No team has won at least eight games in nine weeks to start the season since the 2005 and 2006 seasons, when the Indianapolis Colts started 9-0 each year. The Colts lost in the divisional round of the 2005 season playoffs before trumping the Chicago Bears, 29-17, in the 2006 season’s Super Bowl.
Before them, the Denver Broncos opened 8-1 in 1995 and 1996 each, followed by a 9-0 start to the 1997 season. They claimed titles following each of the 1996 and 1997 seasons.
And the Dallas Cowboys began 8-1 in 1994 and 1995. The Cowboys won the 1995 season Super Bowl for their third title in four years.
So forget concern over teams peaking too early. Forget any claims that true runs come in December and extend into January for the teams who power that momentum and hoist the Lombardi Trophy. Parcells isn’t the only one who should believe the Eagles’ 8-1 repeat means something.
Already, the Eagles showed last year that their dominance wasn’t merely a regular-season mirage. Philadelphia won eight straight games to start last season, lost their ninth to the Washington Commanders, and then rebounded to claim the NFC championship and come three points short of the Kansas City Chiefs in the Super Bowl.
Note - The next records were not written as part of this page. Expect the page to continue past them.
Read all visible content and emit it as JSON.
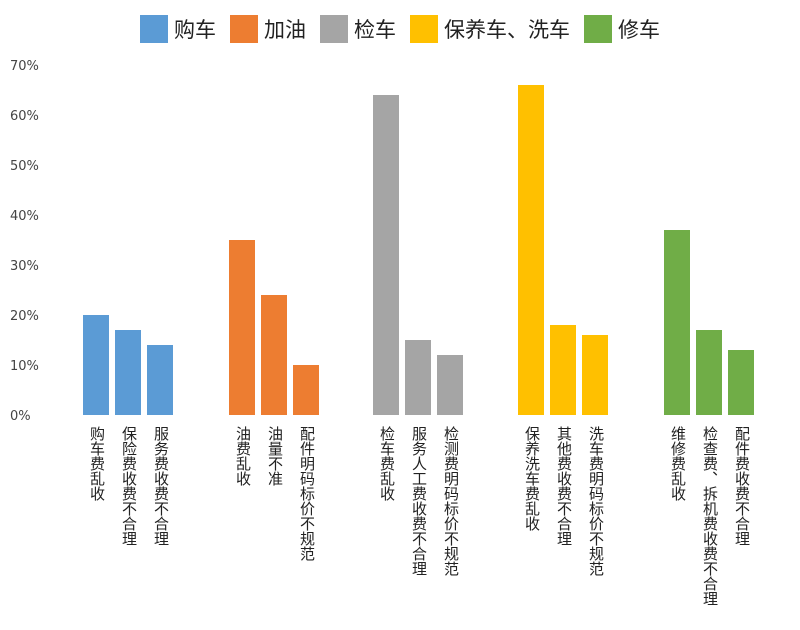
{
  "chart_data": {
    "type": "bar",
    "title": "",
    "xlabel": "",
    "ylabel": "",
    "ylim": [
      0,
      70
    ],
    "yticks": [
      "0%",
      "10%",
      "20%",
      "30%",
      "40%",
      "50%",
      "60%",
      "70%"
    ],
    "grid": false,
    "legend_position": "top",
    "groups": [
      {
        "name": "购车",
        "color": "#5B9BD5",
        "categories": [
          "购车费乱收",
          "保险费收费不合理",
          "服务费收费不合理"
        ],
        "values": [
          20,
          17,
          14
        ]
      },
      {
        "name": "加油",
        "color": "#ED7D31",
        "categories": [
          "油费乱收",
          "油量不准",
          "配件明码标价不规范"
        ],
        "values": [
          35,
          24,
          10
        ]
      },
      {
        "name": "检车",
        "color": "#A5A5A5",
        "categories": [
          "检车费乱收",
          "服务人工费收费不合理",
          "检测费明码标价不规范"
        ],
        "values": [
          64,
          15,
          12
        ]
      },
      {
        "name": "保养车、洗车",
        "color": "#FFC000",
        "categories": [
          "保养洗车费乱收",
          "其他费收费不合理",
          "洗车费明码标价不规范"
        ],
        "values": [
          66,
          18,
          16
        ]
      },
      {
        "name": "修车",
        "color": "#70AD47",
        "categories": [
          "维修费乱收",
          "检查费、拆机费收费不合理",
          "配件费收费不合理"
        ],
        "values": [
          37,
          17,
          13
        ]
      }
    ]
  }
}
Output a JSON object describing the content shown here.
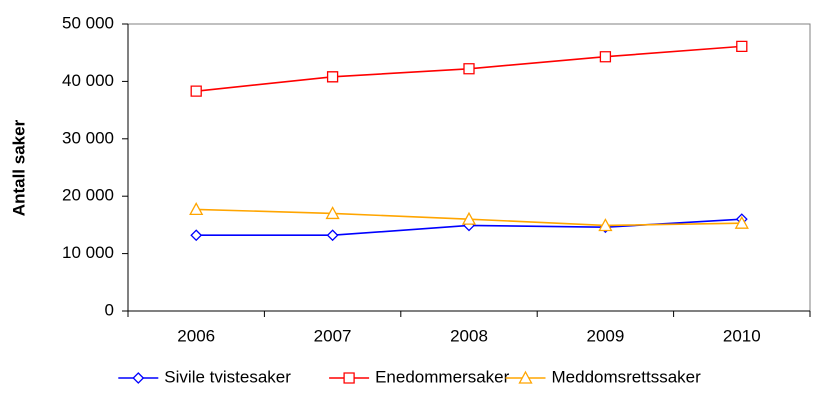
{
  "chart_data": {
    "type": "line",
    "y_axis_label": "Antall saker",
    "categories": [
      "2006",
      "2007",
      "2008",
      "2009",
      "2010"
    ],
    "series": [
      {
        "name": "Sivile tvistesaker",
        "color": "#0000ff",
        "marker": "diamond",
        "values": [
          13200,
          13200,
          14900,
          14600,
          16000
        ]
      },
      {
        "name": "Enedommersaker",
        "color": "#ff0000",
        "marker": "square",
        "values": [
          38300,
          40800,
          42200,
          44300,
          46100
        ]
      },
      {
        "name": "Meddomsrettssaker",
        "color": "#ffa500",
        "marker": "triangle",
        "values": [
          17700,
          17000,
          16000,
          14900,
          15300
        ]
      }
    ],
    "ylim": [
      0,
      50000
    ],
    "yticks": [
      {
        "value": 0,
        "label": "0"
      },
      {
        "value": 10000,
        "label": "10 000"
      },
      {
        "value": 20000,
        "label": "20 000"
      },
      {
        "value": 30000,
        "label": "30 000"
      },
      {
        "value": 40000,
        "label": "40 000"
      },
      {
        "value": 50000,
        "label": "50 000"
      }
    ],
    "legend": "bottom"
  }
}
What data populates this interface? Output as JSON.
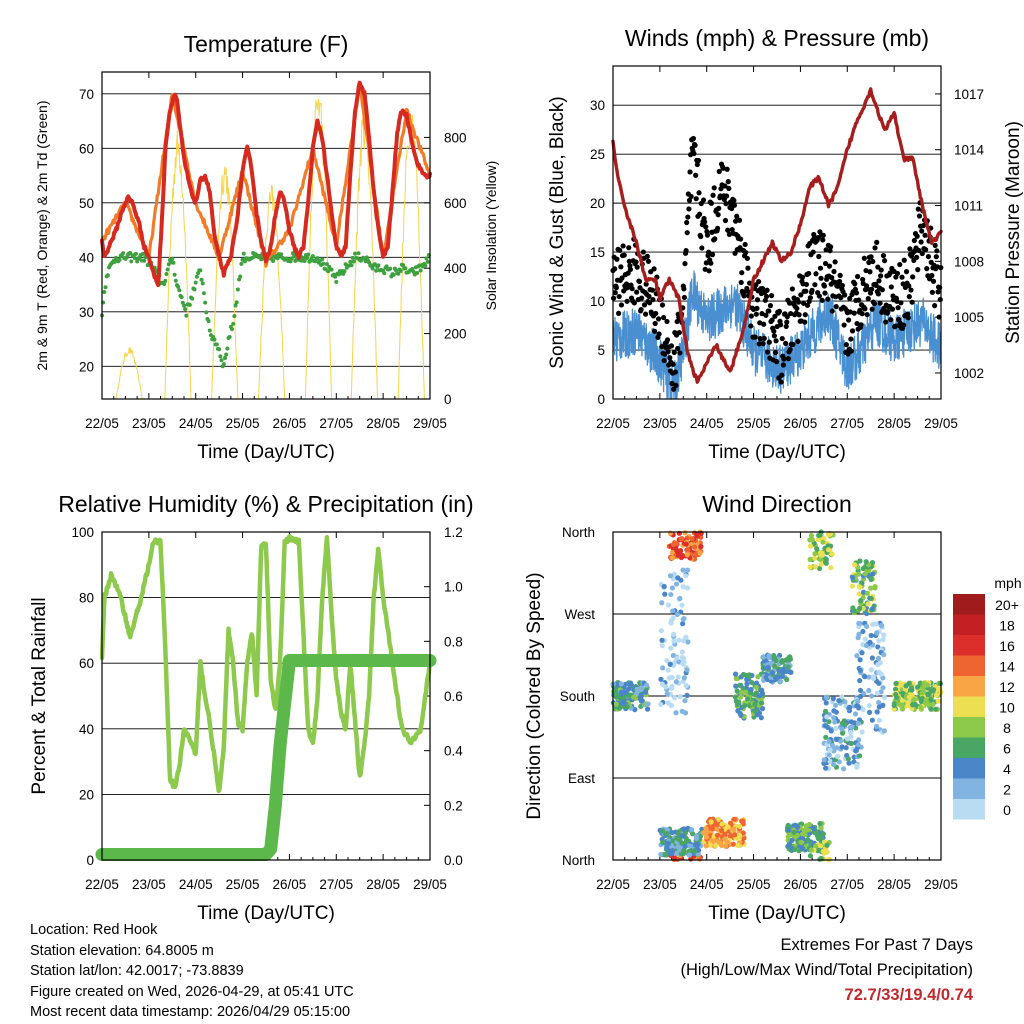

They have one of the league’s best quarterbacks in Jalen Hurts, who’s dipped from his MVP candidate play last season as he battles injuries but nonetheless is routinely making big plays in big moments. Teaming up with Hurts is star receiver A.J. Brown, whose 1,005 receiving yards trail only the Miami Dolphins’ Tyreek Hill (1,076).
And in the trenches, the Eagles are again dominant on both sides of the ball. Their offensive line ranks first in run-block win rate (76%) and fourth in pass-block win rate (67%), per ESPN, while their defensive line ranks second in run-stuff win rate (34%) and sixth in pass-rush win rate (53%).
The recipe, paired with the culture of a team that’s already seen what it takes, should scare the league.
Losing to a feisty New York Jets team isn’t reason for legitimate concern in Philadelphia. There are questions to ask but answers for each.
The Eagles’ first nine games have been shakier in some respects than last season’s, their wins coming by an average margin of 6.3 points compared to last year’s 8.7 and their turnover differential hovering at minus-2 compared to last year’s plus-13. Improving their turnover differential is arguably the most important area of growth in the second half of the season. Their win over the Cowboys hinted at progress, the Eagles’ offense sloppily fumbling three times only to scrappily recover all three.
Each vulnerability offers a reminder of how much better the Eagles can still become.
“We have yet to play a complete game,” Hurts said Sunday night. “We’re still hungry and eager to continue to grow and build upon the things that we’ve been able to to do. Just way to show up in the end. Obviously we have some things that we want back defensively, offensively and on special teams. But it’s always about finding a way.
“All that matters is winning.”
The Eagles are very good at what matters most to them.
And if history is any indication, it may not be long before they’re winning something much bigger.